Umweltreferentin Britta Walthelm unterstrich die Notwendigkeit einer gesamtgesellschaftlichen Anstrengung: „Wir müssen den Ausbau der Solarenergie in Nürnberg massiv vorantreiben. Dafür brauchen wir neben der Stadtverwaltung auch die Bürgerinnen und Bürger sowie die Unternehmen.“
Für Hausbesitzer stehen dabei klassische Aufdachanlagen im Fokus, die oft als komplette PV-Anlagen mit Speicher und Montagesets angeboten werden, um den Eigenverbrauch des erzeugten Stroms zu maximieren. Doch auch Mieter und Wohnungseigentümer können sich beteiligen, beispielsweise durch die Installation eines Balkonkraftwerks ohne Speicher zur Deckung der elektrischen Grundlast. Zunehmend beliebter werden auch Balkonkraftwerke mit Speicher, die den tagsüber erzeugten Strom für die Abendstunden verfügbar machen.
Solaroffensive Nürnberg: Beteiligung von Unternehmen und Stadtwerken
Die Nürnberger Wirtschaft ist ebenfalls ein entscheidender Akteur der Offensive. Die Stadt plant in Kooperation mit den Stadtwerken (N-ERGIE) und der wbg Nürnberg GmbH Immobilienunternehmen die Umsetzung weiterer Großprojekte. Die Verkehrs-Aktiengesellschaft Nürnberg (VAG) bereitet bereits die Installation von Photovoltaikanlagen auf den Dächern ihrer Abstellhallen vor.

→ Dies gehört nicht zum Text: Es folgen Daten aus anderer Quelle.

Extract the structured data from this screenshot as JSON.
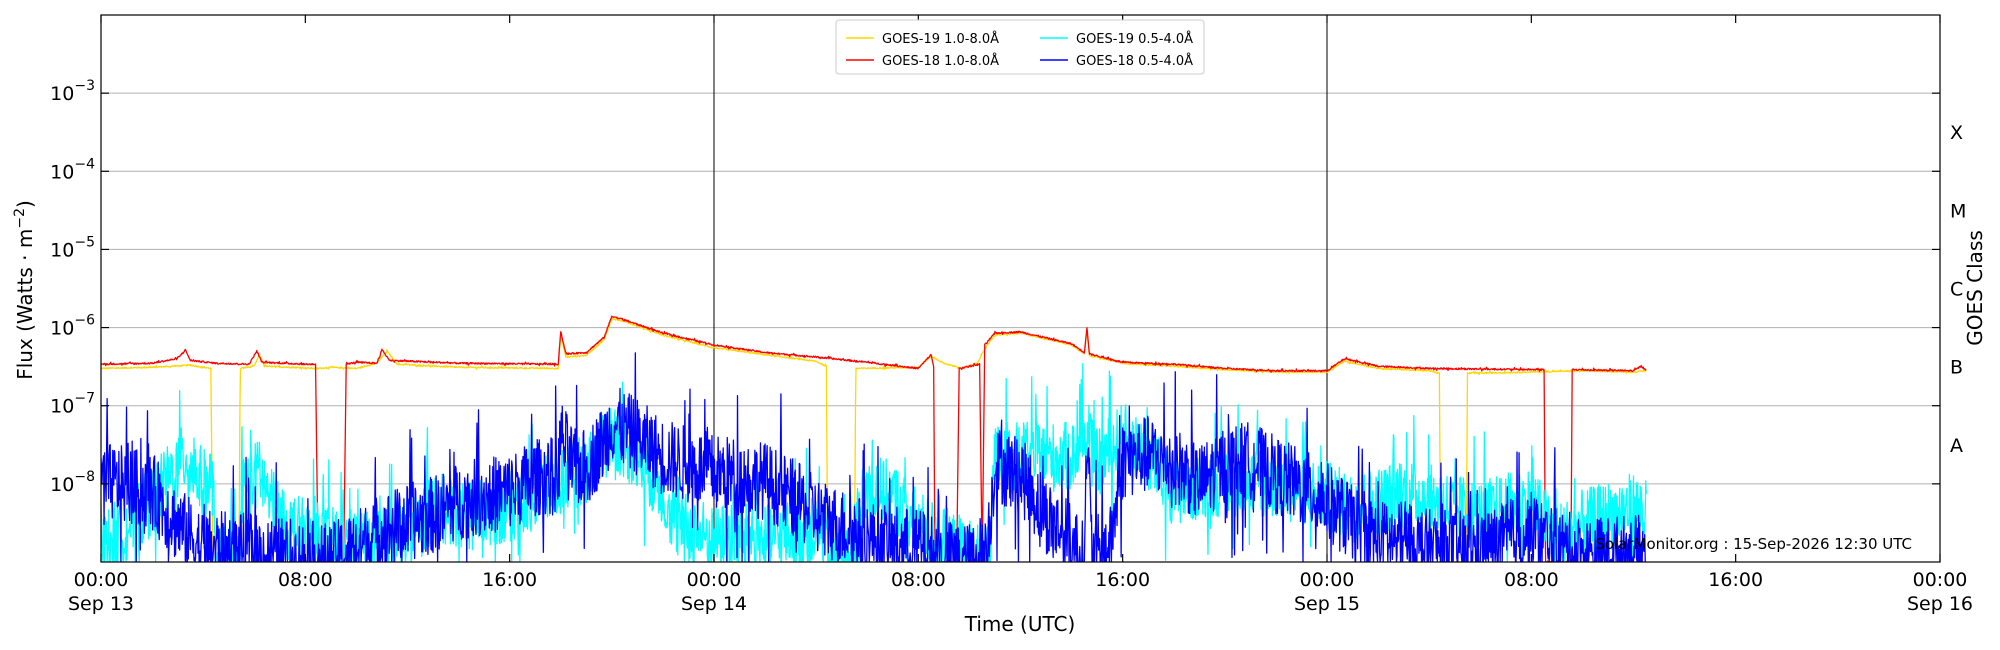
{
  "chart_data": {
    "type": "line",
    "title": "",
    "xlabel": "Time (UTC)",
    "ylabel_main": "Flux (Watts · m",
    "ylabel_sup": "−2",
    "ylabel_close": ")",
    "y2label": "GOES Class",
    "y_scale": "log",
    "xlim_hours": [
      0,
      72
    ],
    "ylim": [
      1e-09,
      0.01
    ],
    "grid": "horizontal",
    "legend_position": "top-center",
    "credit": "SolarMonitor.org : 15-Sep-2026 12:30 UTC",
    "x_ticks": [
      {
        "t": 0,
        "line1": "00:00",
        "line2": "Sep 13"
      },
      {
        "t": 8,
        "line1": "08:00",
        "line2": ""
      },
      {
        "t": 16,
        "line1": "16:00",
        "line2": ""
      },
      {
        "t": 24,
        "line1": "00:00",
        "line2": "Sep 14"
      },
      {
        "t": 32,
        "line1": "08:00",
        "line2": ""
      },
      {
        "t": 40,
        "line1": "16:00",
        "line2": ""
      },
      {
        "t": 48,
        "line1": "00:00",
        "line2": "Sep 15"
      },
      {
        "t": 56,
        "line1": "08:00",
        "line2": ""
      },
      {
        "t": 64,
        "line1": "16:00",
        "line2": ""
      },
      {
        "t": 72,
        "line1": "00:00",
        "line2": "Sep 16"
      }
    ],
    "day_boundaries": [
      24,
      48
    ],
    "y_ticks": [
      {
        "exp": -8,
        "label_base": "10",
        "label_exp": "−8"
      },
      {
        "exp": -7,
        "label_base": "10",
        "label_exp": "−7"
      },
      {
        "exp": -6,
        "label_base": "10",
        "label_exp": "−6"
      },
      {
        "exp": -5,
        "label_base": "10",
        "label_exp": "−5"
      },
      {
        "exp": -4,
        "label_base": "10",
        "label_exp": "−4"
      },
      {
        "exp": -3,
        "label_base": "10",
        "label_exp": "−3"
      }
    ],
    "goes_classes": [
      {
        "label": "A",
        "exp": -7.5
      },
      {
        "label": "B",
        "exp": -6.5
      },
      {
        "label": "C",
        "exp": -5.5
      },
      {
        "label": "M",
        "exp": -4.5
      },
      {
        "label": "X",
        "exp": -3.5
      }
    ],
    "series": [
      {
        "name": "GOES-19 1.0-8.0Å",
        "color": "#FFD700",
        "noise": 0.008,
        "points": [
          [
            0,
            3e-07
          ],
          [
            2,
            3.1e-07
          ],
          [
            3.5,
            3.3e-07
          ],
          [
            4.3,
            3e-07
          ],
          [
            4.38,
            1e-09
          ],
          [
            5.4,
            1e-09
          ],
          [
            5.45,
            3e-07
          ],
          [
            6,
            3.2e-07
          ],
          [
            6.2,
            4.5e-07
          ],
          [
            6.4,
            3.2e-07
          ],
          [
            8.5,
            3e-07
          ],
          [
            9,
            3.1e-07
          ],
          [
            10,
            3e-07
          ],
          [
            10.8,
            3.5e-07
          ],
          [
            11.2,
            5e-07
          ],
          [
            11.6,
            3.4e-07
          ],
          [
            14,
            3.1e-07
          ],
          [
            17.9,
            3e-07
          ],
          [
            18,
            8e-07
          ],
          [
            18.2,
            4.2e-07
          ],
          [
            19,
            4.4e-07
          ],
          [
            19.7,
            7e-07
          ],
          [
            20,
            1.3e-06
          ],
          [
            20.5,
            1.2e-06
          ],
          [
            22,
            8e-07
          ],
          [
            24,
            5.5e-07
          ],
          [
            26,
            4.5e-07
          ],
          [
            28,
            3.7e-07
          ],
          [
            28.4,
            3.2e-07
          ],
          [
            28.45,
            1e-09
          ],
          [
            29.5,
            1e-09
          ],
          [
            29.55,
            3e-07
          ],
          [
            32,
            3.1e-07
          ],
          [
            32.5,
            4.3e-07
          ],
          [
            33,
            3.5e-07
          ],
          [
            33.7,
            3e-07
          ],
          [
            34.3,
            3.5e-07
          ],
          [
            34.7,
            6e-07
          ],
          [
            35,
            8e-07
          ],
          [
            36,
            8.5e-07
          ],
          [
            38,
            6e-07
          ],
          [
            38.5,
            4.6e-07
          ],
          [
            38.6,
            9e-07
          ],
          [
            38.7,
            4.4e-07
          ],
          [
            40,
            3.5e-07
          ],
          [
            42,
            3.2e-07
          ],
          [
            44,
            2.9e-07
          ],
          [
            46,
            2.7e-07
          ],
          [
            48,
            2.7e-07
          ],
          [
            48.7,
            3.7e-07
          ],
          [
            50,
            3e-07
          ],
          [
            52,
            2.8e-07
          ],
          [
            52.4,
            2.6e-07
          ],
          [
            52.45,
            1e-09
          ],
          [
            53.45,
            1e-09
          ],
          [
            53.5,
            2.6e-07
          ],
          [
            56,
            2.7e-07
          ],
          [
            58,
            2.8e-07
          ],
          [
            60,
            2.7e-07
          ],
          [
            60.5,
            2.8e-07
          ]
        ]
      },
      {
        "name": "GOES-18 1.0-8.0Å",
        "color": "#FF0000",
        "noise": 0.01,
        "points": [
          [
            0,
            3.4e-07
          ],
          [
            2,
            3.5e-07
          ],
          [
            3,
            4e-07
          ],
          [
            3.3,
            5.2e-07
          ],
          [
            3.5,
            3.8e-07
          ],
          [
            4.5,
            3.5e-07
          ],
          [
            5.8,
            3.4e-07
          ],
          [
            6.1,
            5e-07
          ],
          [
            6.3,
            3.6e-07
          ],
          [
            8,
            3.4e-07
          ],
          [
            8.4,
            3.4e-07
          ],
          [
            8.5,
            1e-09
          ],
          [
            9.5,
            1e-09
          ],
          [
            9.6,
            3.4e-07
          ],
          [
            10,
            3.6e-07
          ],
          [
            10.8,
            3.5e-07
          ],
          [
            11,
            5.2e-07
          ],
          [
            11.3,
            3.8e-07
          ],
          [
            14,
            3.5e-07
          ],
          [
            17.9,
            3.4e-07
          ],
          [
            18,
            9e-07
          ],
          [
            18.2,
            4.6e-07
          ],
          [
            19,
            4.8e-07
          ],
          [
            19.7,
            7.5e-07
          ],
          [
            20,
            1.4e-06
          ],
          [
            20.5,
            1.25e-06
          ],
          [
            22,
            8.5e-07
          ],
          [
            24,
            6e-07
          ],
          [
            26,
            4.8e-07
          ],
          [
            28,
            4.2e-07
          ],
          [
            30,
            3.6e-07
          ],
          [
            32,
            3e-07
          ],
          [
            32.5,
            4.5e-07
          ],
          [
            32.6,
            3.2e-07
          ],
          [
            32.65,
            1e-09
          ],
          [
            33.5,
            1e-09
          ],
          [
            33.6,
            3e-07
          ],
          [
            34.4,
            3.4e-07
          ],
          [
            34.5,
            1e-09
          ],
          [
            34.6,
            6e-07
          ],
          [
            35,
            8.5e-07
          ],
          [
            36,
            8.8e-07
          ],
          [
            38,
            6.2e-07
          ],
          [
            38.5,
            4.8e-07
          ],
          [
            38.6,
            1e-06
          ],
          [
            38.7,
            4.6e-07
          ],
          [
            40,
            3.6e-07
          ],
          [
            42,
            3.4e-07
          ],
          [
            44,
            3e-07
          ],
          [
            46,
            2.8e-07
          ],
          [
            48,
            2.8e-07
          ],
          [
            48.7,
            4e-07
          ],
          [
            50,
            3.2e-07
          ],
          [
            52,
            3e-07
          ],
          [
            56,
            2.9e-07
          ],
          [
            56.5,
            2.9e-07
          ],
          [
            56.55,
            1e-09
          ],
          [
            57.55,
            1e-09
          ],
          [
            57.6,
            2.9e-07
          ],
          [
            60,
            2.8e-07
          ],
          [
            60.3,
            3.2e-07
          ],
          [
            60.5,
            2.9e-07
          ]
        ]
      },
      {
        "name": "GOES-19 0.5-4.0Å",
        "color": "#00FFFF",
        "noise": 0.45,
        "points": [
          [
            0,
            1.5e-09
          ],
          [
            1.5,
            4e-09
          ],
          [
            2.5,
            1e-08
          ],
          [
            3.3,
            2.2e-08
          ],
          [
            4,
            1e-08
          ],
          [
            4.4,
            1.1e-08
          ],
          [
            4.45,
            1e-09
          ],
          [
            5.4,
            1e-09
          ],
          [
            5.5,
            8e-09
          ],
          [
            6.2,
            1.4e-08
          ],
          [
            7,
            3e-09
          ],
          [
            9,
            1.8e-09
          ],
          [
            11,
            1.7e-09
          ],
          [
            12.5,
            3e-09
          ],
          [
            13,
            5e-09
          ],
          [
            14.5,
            4e-09
          ],
          [
            16,
            5e-09
          ],
          [
            17,
            7e-09
          ],
          [
            18,
            1.1e-08
          ],
          [
            19,
            1.6e-08
          ],
          [
            19.6,
            2.5e-08
          ],
          [
            20,
            4.5e-08
          ],
          [
            21,
            2.2e-08
          ],
          [
            22,
            8e-09
          ],
          [
            22.5,
            3e-09
          ],
          [
            24,
            2e-09
          ],
          [
            26,
            2e-09
          ],
          [
            28.4,
            2.5e-09
          ],
          [
            28.45,
            1e-09
          ],
          [
            29.5,
            1e-09
          ],
          [
            29.55,
            3e-09
          ],
          [
            30,
            9e-09
          ],
          [
            31,
            7e-09
          ],
          [
            32,
            3e-09
          ],
          [
            33,
            1.8e-09
          ],
          [
            34.8,
            1e-09
          ],
          [
            35,
            2.2e-08
          ],
          [
            38,
            2.2e-08
          ],
          [
            38.5,
            4e-08
          ],
          [
            39,
            1.8e-08
          ],
          [
            40,
            4e-08
          ],
          [
            41,
            2.2e-08
          ],
          [
            42,
            8e-09
          ],
          [
            44,
            1.1e-08
          ],
          [
            46,
            1e-08
          ],
          [
            48,
            7e-09
          ],
          [
            49,
            5e-09
          ],
          [
            50,
            6e-09
          ],
          [
            51,
            8e-09
          ],
          [
            53,
            5e-09
          ],
          [
            54,
            4e-09
          ],
          [
            56,
            6e-09
          ],
          [
            57,
            2e-09
          ],
          [
            58,
            3e-09
          ],
          [
            60,
            5e-09
          ],
          [
            60.5,
            4e-09
          ]
        ]
      },
      {
        "name": "GOES-18 0.5-4.0Å",
        "color": "#0000FF",
        "noise": 0.5,
        "points": [
          [
            0,
            1.1e-08
          ],
          [
            2,
            8e-09
          ],
          [
            3,
            3e-09
          ],
          [
            4,
            1.5e-09
          ],
          [
            6,
            1.3e-09
          ],
          [
            8,
            1.1e-09
          ],
          [
            9,
            1e-09
          ],
          [
            10,
            1.5e-09
          ],
          [
            11,
            2.5e-09
          ],
          [
            13,
            4e-09
          ],
          [
            14,
            6e-09
          ],
          [
            16,
            8e-09
          ],
          [
            17,
            1.2e-08
          ],
          [
            17.9,
            1.3e-08
          ],
          [
            18,
            4e-08
          ],
          [
            18.5,
            1.6e-08
          ],
          [
            19,
            1.6e-08
          ],
          [
            19.7,
            3.5e-08
          ],
          [
            20,
            6e-08
          ],
          [
            21,
            4e-08
          ],
          [
            22,
            2.2e-08
          ],
          [
            24,
            1.4e-08
          ],
          [
            26,
            1.1e-08
          ],
          [
            27,
            7e-09
          ],
          [
            28,
            4e-09
          ],
          [
            30,
            2e-09
          ],
          [
            32,
            1.5e-09
          ],
          [
            33,
            1.1e-09
          ],
          [
            34,
            1e-09
          ],
          [
            34.7,
            1.5e-09
          ],
          [
            35,
            1.8e-08
          ],
          [
            36,
            1.3e-08
          ],
          [
            37,
            4e-09
          ],
          [
            38,
            1.8e-09
          ],
          [
            38.5,
            1e-09
          ],
          [
            38.6,
            4e-08
          ],
          [
            38.8,
            1.2e-09
          ],
          [
            39.5,
            1.5e-09
          ],
          [
            40,
            2e-08
          ],
          [
            41,
            2.4e-08
          ],
          [
            42,
            1.8e-08
          ],
          [
            43,
            1e-08
          ],
          [
            44,
            1.8e-08
          ],
          [
            45,
            2e-08
          ],
          [
            46,
            1.3e-08
          ],
          [
            47,
            9e-09
          ],
          [
            48,
            6e-09
          ],
          [
            49,
            3e-09
          ],
          [
            50,
            2e-09
          ],
          [
            52,
            1.5e-09
          ],
          [
            54,
            1.4e-09
          ],
          [
            56,
            2.5e-09
          ],
          [
            57,
            1.6e-09
          ],
          [
            58,
            1.2e-09
          ],
          [
            60,
            1.3e-09
          ],
          [
            60.5,
            1.2e-09
          ]
        ]
      }
    ]
  }
}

Ein wegweisendes Projekt wurde bereits von der wbg Nürnberg GmbH realisiert: Auf den Dächern der Wohnanlage in der Pommernstraße ist eine der größten Photovoltaikanlagen der Stadt mit einer Leistung von 0,5 MW entstanden. Diese Anlage versorgt die Bewohner direkt über ein sogenanntes Mieterstrommodell mit kostengünstigem und klimafreundlichem Solarstrom vom eigenen Dach. Dieses Modell zeigt, wie die Energiewende auch im Mietwohnungsbau erfolgreich umgesetzt werden kann.
Der Start der Solaroffensive markiert für Nürnberg einen entscheidenden Schritt in eine nachhaltige Zukunft. Der Erfolg des Vorhabens wird maßgeblich von der breiten Beteiligung aus allen Teilen der Stadtgesellschaft abhängen und könnte Nürnberg zu einer Vorreiterstadt für urbane Energiewende in Deutschland machen.